– Не беспокойся, господин: все, о чем условились, выполню в точности, – поспешил заверить Парменон, которого слова вельможи в пурпурной тоге, похоже, навели на какие-то неприятные воспоминания.
Этого обещания оказалось достаточно, чтобы важный господин, спешно покинув плебейский квартал, двинулся обратно к Ратуменновым воротам. Он пересек Форум, миновал храм Виктории, взошел на Палатин и направился к роскошному особняку, когда-то выстроенному по приказу народного трибуна Марка Ливия Друза. Впоследствии дом принадлежал сначала Крассу, а потом Цицерону. Поговаривали, будто архитектор предложил Друзу выстроить жилище таким образом, чтобы за его стены не проникал ни один любопытный взгляд, но Марк Ливий ответил:
– Я, наоборот, хотел бы для себя жилище из стекла, чтобы каждый видел все, что там происходит.
Теперь человек в пурпурной тоге, имени которого мы еще не знаем, имел возможность проверить, учел ли зодчий пожелания хозяина дома.
Окинув (в качестве меры предосторожности) взором пространство справа и слева, впереди и позади себя и найдя обстановку благоприятной, незнакомец в полной тишине быстро пересек круглую площадку перед домом, приблизился к парадной двери, робко позвонил и обратился к рабу-привратнику, отворившему ее:
– Привет Палестриону, будущему либерту божественной Аврелии!
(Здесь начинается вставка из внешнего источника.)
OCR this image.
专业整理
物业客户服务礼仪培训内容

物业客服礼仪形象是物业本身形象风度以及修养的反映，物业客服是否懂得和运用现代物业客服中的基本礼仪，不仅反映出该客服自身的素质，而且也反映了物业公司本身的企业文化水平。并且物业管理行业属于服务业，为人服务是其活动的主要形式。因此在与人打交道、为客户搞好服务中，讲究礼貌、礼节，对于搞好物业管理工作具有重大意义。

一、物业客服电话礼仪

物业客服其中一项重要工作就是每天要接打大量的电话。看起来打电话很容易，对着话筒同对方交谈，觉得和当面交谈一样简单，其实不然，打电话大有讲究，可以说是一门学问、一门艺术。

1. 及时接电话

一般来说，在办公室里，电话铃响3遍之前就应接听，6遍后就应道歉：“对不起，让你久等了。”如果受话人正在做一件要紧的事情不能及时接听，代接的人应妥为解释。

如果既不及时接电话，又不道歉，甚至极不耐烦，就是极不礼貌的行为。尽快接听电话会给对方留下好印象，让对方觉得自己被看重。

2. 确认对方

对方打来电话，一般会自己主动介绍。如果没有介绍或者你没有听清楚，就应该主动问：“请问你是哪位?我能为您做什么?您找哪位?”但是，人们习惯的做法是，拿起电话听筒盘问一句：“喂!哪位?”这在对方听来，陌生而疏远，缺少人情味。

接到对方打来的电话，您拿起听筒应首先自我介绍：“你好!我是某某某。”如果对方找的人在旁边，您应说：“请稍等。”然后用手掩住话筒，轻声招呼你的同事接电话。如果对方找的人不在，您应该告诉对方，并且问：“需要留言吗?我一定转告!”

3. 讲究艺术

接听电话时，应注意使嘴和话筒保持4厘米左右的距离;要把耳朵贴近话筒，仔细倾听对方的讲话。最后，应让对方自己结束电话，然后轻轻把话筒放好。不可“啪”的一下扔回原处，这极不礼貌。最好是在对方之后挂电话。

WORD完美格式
– Увы, господин, – ответил тот, кланяясь в пояс, – да услышит тебя Юпитер! Уже не в первый раз ты произносишь эти слова надежды, но я как-то не замечаю, чтобы мои цепи ослабевали и их звенья разбивались.
Словно в доказательство несчастный указал посетителю на свои ноги, скованные двойным железным обручем, прикрепленным к длинной цепи, концы которой были вмурованы в стену.
– Напрасно ты мне не веришь, Палестрион, – возразил незнакомец, – каждый раз, как ты меня видишь, я разбиваю одно из звеньев, которые ты мне показываешь. Я даю тебе золото – средство купить себе свободу. Я пока еще не забыл, что обязан принять участие в судьбе несчастного Палестриона. Вот возьми-ка, они твои… – шепнул он на ухо рабу и положил на его ладонь две золотые монеты, которые тот с удивительным проворством спрятал в складках своей туники.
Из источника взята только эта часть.